The United States hopes to move ahead with plans to name Qatar as a major, non-NATO ally, a status that provides foreign nations with benefits in defence trade and security cooperation with Washington, a senior US official said on Thursday.
“We’re going to move ahead, we hope, with designating Qatar a major non-NATO ally,” Timothy Lenderking, the US deputy assistant secretary of state for Gulf affairs, told reporters during a conference call.
“There is a strategic alliance between the US and Qatar based on mutual respect and common interests,” Khalid bin Muhammad Al-Attiyah told the Doha-based Al-Jazeera television. This could be an aggressive move by the US to try to force the Saudi-led block to normalize relations with Qatar.
Now, Donald Trump’s son in law and senior advisor Jared Kushner, helped broker the deal over the past few weeks and flew to Saudi Arabia on Monday to witness the signing at the Gulf Cooperation Council meeting, the official said.

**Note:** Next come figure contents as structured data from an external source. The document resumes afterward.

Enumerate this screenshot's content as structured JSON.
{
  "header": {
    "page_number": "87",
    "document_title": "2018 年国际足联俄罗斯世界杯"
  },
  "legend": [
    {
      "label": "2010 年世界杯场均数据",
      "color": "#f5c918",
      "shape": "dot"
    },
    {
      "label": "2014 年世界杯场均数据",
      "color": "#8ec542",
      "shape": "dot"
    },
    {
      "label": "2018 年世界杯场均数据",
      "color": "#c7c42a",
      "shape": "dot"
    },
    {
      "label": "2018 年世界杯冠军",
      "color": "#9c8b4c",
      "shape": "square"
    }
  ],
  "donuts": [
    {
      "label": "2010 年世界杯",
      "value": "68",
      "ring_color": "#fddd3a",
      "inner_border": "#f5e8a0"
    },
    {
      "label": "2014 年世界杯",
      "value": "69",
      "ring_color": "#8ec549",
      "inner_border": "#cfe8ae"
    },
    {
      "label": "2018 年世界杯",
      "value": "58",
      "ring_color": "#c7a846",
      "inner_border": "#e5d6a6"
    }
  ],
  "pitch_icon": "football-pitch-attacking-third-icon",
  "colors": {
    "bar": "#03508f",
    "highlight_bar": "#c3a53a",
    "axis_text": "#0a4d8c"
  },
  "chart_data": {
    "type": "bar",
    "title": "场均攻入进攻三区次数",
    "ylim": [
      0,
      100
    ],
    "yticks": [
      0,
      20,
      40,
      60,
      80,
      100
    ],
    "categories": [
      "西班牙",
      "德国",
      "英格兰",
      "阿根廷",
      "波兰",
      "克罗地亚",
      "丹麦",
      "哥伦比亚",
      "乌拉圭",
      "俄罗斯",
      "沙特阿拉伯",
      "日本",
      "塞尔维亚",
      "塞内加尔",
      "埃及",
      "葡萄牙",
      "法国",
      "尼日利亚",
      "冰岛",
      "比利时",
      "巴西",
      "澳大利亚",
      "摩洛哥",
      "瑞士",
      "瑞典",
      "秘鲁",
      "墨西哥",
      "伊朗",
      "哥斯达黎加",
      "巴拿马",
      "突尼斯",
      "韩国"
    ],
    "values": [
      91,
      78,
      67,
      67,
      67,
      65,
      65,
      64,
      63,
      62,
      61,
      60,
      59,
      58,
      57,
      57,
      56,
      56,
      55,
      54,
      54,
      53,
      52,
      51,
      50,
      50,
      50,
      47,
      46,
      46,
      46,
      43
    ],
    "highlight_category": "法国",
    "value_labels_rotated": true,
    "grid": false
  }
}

Kushner, 39, has developed a close relationship with Saudi Arabia’s de facto ruler Crown Prince Mohammad bin Salman, 35, and visited Riyadh in November in a bid to end the blockade.
The Trump administration has in recent months backed down from its initial support of the blockade, and taken a mediating position, due to the importance of a united Gulf of US allies to counter Iran’s growing influence in the region.
A united Gulf?
The latest summit has raised hopes of finally having a united Gulf. Will this be the case? Can the Gulf stand united in the face of major geopolitical and economic issues?
Well, this is certainly the aim of the Saudis and the Americans. The Gulf unity and the continuation and success of the Gulf Cooperation Council (GCC) are top concerns for Custodian of the Two Holy Mosques King Salman, the head of Saudi Arabia’s Shoura Council, Abdullah Al-Sheikh, said on Monday.
In a statement carried by the Saudi Press Agency Al-Sheikh also stressed that the invitation of King Salman to the GCC leaders comes amid exceptional circumstances the region is facing, which require cooperation among the member states and strong joint action.
The Shoura Council chief also praised the efforts of Crown Prince Muhammad Bin Salman, under the direction of King Salman, to strengthen the GCC and maintain its unity, security, stability, and cohesion. “The region suffers from turmoil in view of the foreign interference in the affairs of the countries of the region, threatening the close and historic relations among the member countries and their people,” he said.
King Salman put Gulf unity and continuation of Gulf Cooperation Council at the forefront of his priorities, the head of Shoura Council said on Monday. The region is facing unique challenges which require cooperation, Abdullah Al-Sheikh added in a report from state news agency SPA. Saudi Arabia reaffirmed its commitment to the unity of the GCC in December.
Since the GCC’s establishment in 1981, the Kingdom had taken a balanced approach that supported every effort and every action that contributed to achieving common goals and aspirations, a government spokesman said.
“As the elder sister to the GCC countries, the Kingdom has sought to overcome the various obstacles, disagreements, and developments facing the work process, whether in terms of viewpoints or on the ground,” the spokesman said in a statement published by the Saudi Press Agency.
Although this is an ambitious project, and the restoration of ties with Qatar is indeed a historic moment for the Gulf, the difference in geopolitical stances between Qatar and Saudi Arabia along with the UAE remains. Qatar’s ties with Iran will be a major obstacle in any meaningful cooperation with the UAE and Saudi Arabia, who’s aim is to contain the Iranian threat. Qatar’s strong relations with Turkey may be an even larger obstacle especially in ties with the UAE who have grown increasingly hostile to Turkey and its regional policies in recent years. However, normalization will open the door to meaningful negotiations that could help mend those differences. There is nevertheless a hard road ahead.